Möckerns vermeintliche "Jahrhundertbaustelle" - die Stadthalle - kommt allmählich voran. Einen konkreten Termin der Fertigstellung gibt es aber nicht.

Möckern. Nachdem das Foyer von außen schon seit Langem mit buntem Aussehen zu beeindrucken weiß, ist nun auch im Inneren ein deutliches Fortkommen zu bemerken. Die Wandgestaltung ist erfolgt, die Giebelseiten wurden zur Optimierung mit Holzverkleidungen versehen. Damit sich die Stadträte bei ihren künftigen Sitzungen aber auch wirklich verstehen, soll eine technische Verstärkung eingebaut werden.

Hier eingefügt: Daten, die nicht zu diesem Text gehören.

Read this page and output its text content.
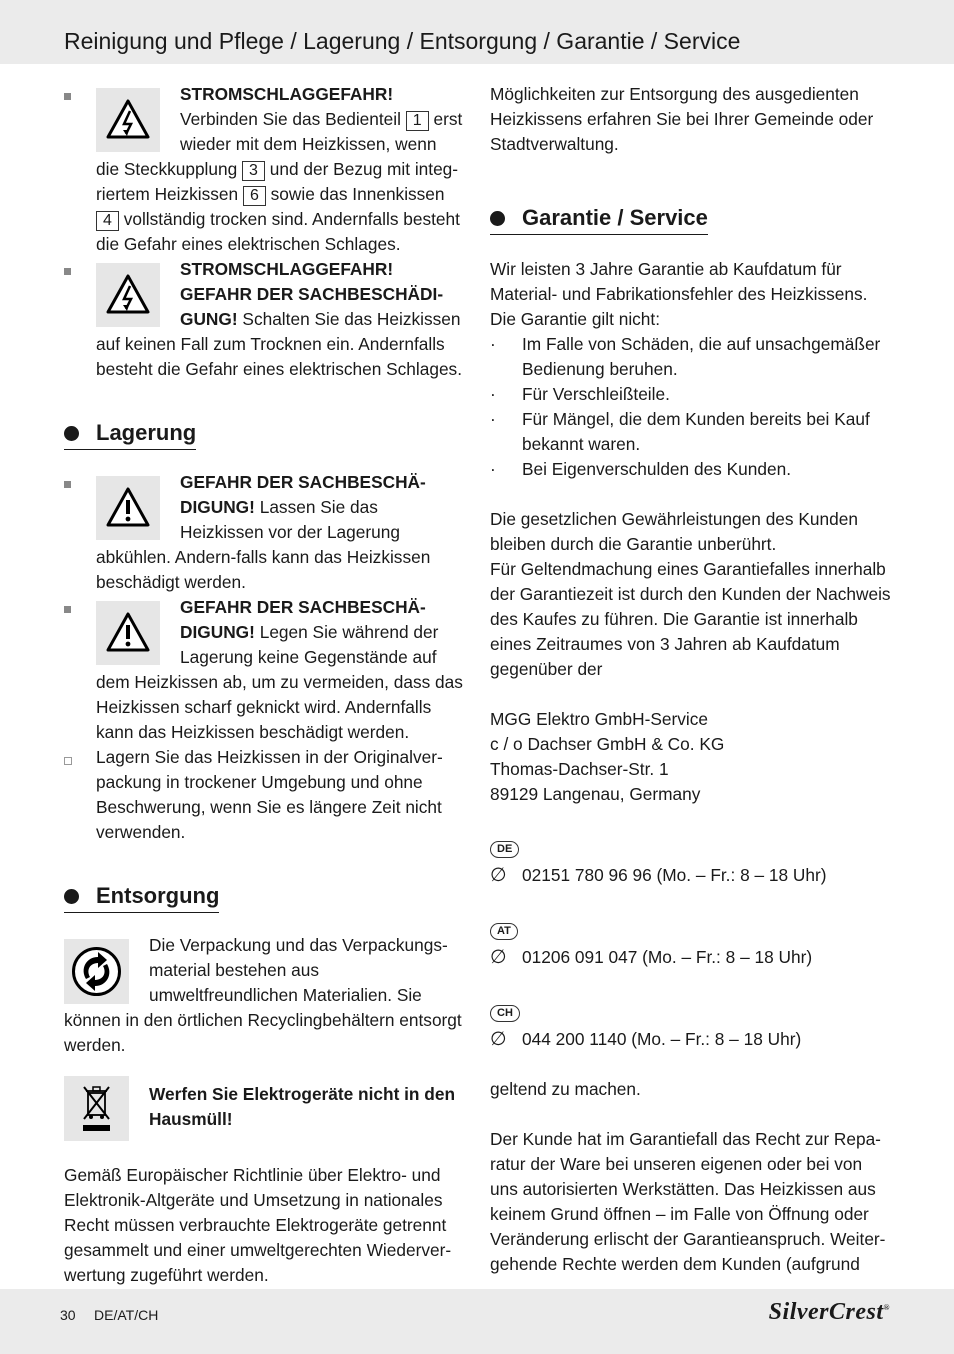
Reinigung und Pflege / Lagerung / Entsorgung / Garantie / Service

STROMSCHLAGGEFAHR!
Verbinden Sie das Bedienteil 1 erst wieder mit dem Heizkissen, wenn die Steckkupplung 3 und der Bezug mit integ-riertem Heizkissen 6 sowie das Innenkissen 4 vollständig trocken sind. Andernfalls besteht die Gefahr eines elektrischen Schlages.

STROMSCHLAGGEFAHR! GEFAHR DER SACHBESCHÄDI-GUNG! Schalten Sie das Heizkissen auf keinen Fall zum Trocknen ein. Andernfalls besteht die Gefahr eines elektrischen Schlages.

Lagerung

GEFAHR DER SACHBESCHÄ-DIGUNG! Lassen Sie das Heizkissen vor der Lagerung abkühlen. Andern-falls kann das Heizkissen beschädigt werden.

GEFAHR DER SACHBESCHÄ-DIGUNG! Legen Sie während der Lagerung keine Gegenstände auf dem Heizkissen ab, um zu vermeiden, dass das Heizkissen scharf geknickt wird. Andernfalls kann das Heizkissen beschädigt werden.

Lagern Sie das Heizkissen in der Originalver-packung in trockener Umgebung und ohne Beschwerung, wenn Sie es längere Zeit nicht verwenden.

Entsorgung

Die Verpackung und das Verpackungs-material bestehen aus umweltfreundlichen Materialien. Sie können in den örtlichen Recyclingbehältern entsorgt werden.

Werfen Sie Elektrogeräte nicht in den Hausmüll!

Gemäß Europäischer Richtlinie über Elektro- und Elektronik-Altgeräte und Umsetzung in nationales Recht müssen verbrauchte Elektrogeräte getrennt gesammelt und einer umweltgerechten Wiederver-wertung zugeführt werden.

Möglichkeiten zur Entsorgung des ausgedienten Heizkissens erfahren Sie bei Ihrer Gemeinde oder Stadtverwaltung.

Garantie / Service

Wir leisten 3 Jahre Garantie ab Kaufdatum für Material- und Fabrikationsfehler des Heizkissens. Die Garantie gilt nicht:

· Im Falle von Schäden, die auf unsachgemäßer Bedienung beruhen.

· Für Verschleißteile.

· Für Mängel, die dem Kunden bereits bei Kauf bekannt waren.

· Bei Eigenverschulden des Kunden.

Die gesetzlichen Gewährleistungen des Kunden bleiben durch die Garantie unberührt.

Für Geltendmachung eines Garantiefalles innerhalb der Garantiezeit ist durch den Kunden der Nachweis des Kaufes zu führen. Die Garantie ist innerhalb eines Zeitraumes von 3 Jahren ab Kaufdatum gegenüber der

MGG Elektro GmbH-Service

c / o Dachser GmbH & Co. KG

Thomas-Dachser-Str. 1

89129 Langenau, Germany

DE
∅ 02151 780 96 96 (Mo. – Fr.: 8 – 18 Uhr)

AT
∅ 01206 091 047 (Mo. – Fr.: 8 – 18 Uhr)

CH
∅ 044 200 1140 (Mo. – Fr.: 8 – 18 Uhr)

geltend zu machen.

Der Kunde hat im Garantiefall das Recht zur Repa-ratur der Ware bei unseren eigenen oder bei von uns autorisierten Werkstätten. Das Heizkissen aus keinem Grund öffnen – im Falle von Öffnung oder Veränderung erlischt der Garantieanspruch. Weiter-gehende Rechte werden dem Kunden (aufgrund

30 DE/AT/CH	SilverCrest®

Der Boden, über den die Besucher von Veranstaltungen in der Stadthalle künftig schreiten werden, ist optisch aufwändig gestaltet. Rechteckige und quadratische Fliesen in dunklen und helleren Grautönen wechseln sich ab.

Der Bau ist zweigeteilt. Im kleineren Bereich zwischen Stadthalle und Versammlungsraum/Garderobe geht es auch zu den neuen Sanitärräumen.

Als letzte Gewerke sind derzeit noch die Elektriker zugange. In diesen Tagen wird eine Beleuchtung aufgehängt.

Seit Langem schon warten die Möckeraner auf die Einweihung des neuen Stadthallen-Eingangs am Lochower Weg. Doch spätestens mit Inkrafttreten des Konjunkturpakets II setzte das Rathaus Möckern andere Prioritäten. "Die energetische Sanierung von Schulen und Kindergärten hat Vorrang", argumentierte Bürgermeister Frank von Holly.

Steigende Kosten und ein strenger Winter hatten zudem für Unterbrechungen und Verzögerungen gesorgt.

Die Gestaltung der Außenanlagen und der Zugang zum neuen Foyer sind bislang noch nicht begonnen worden.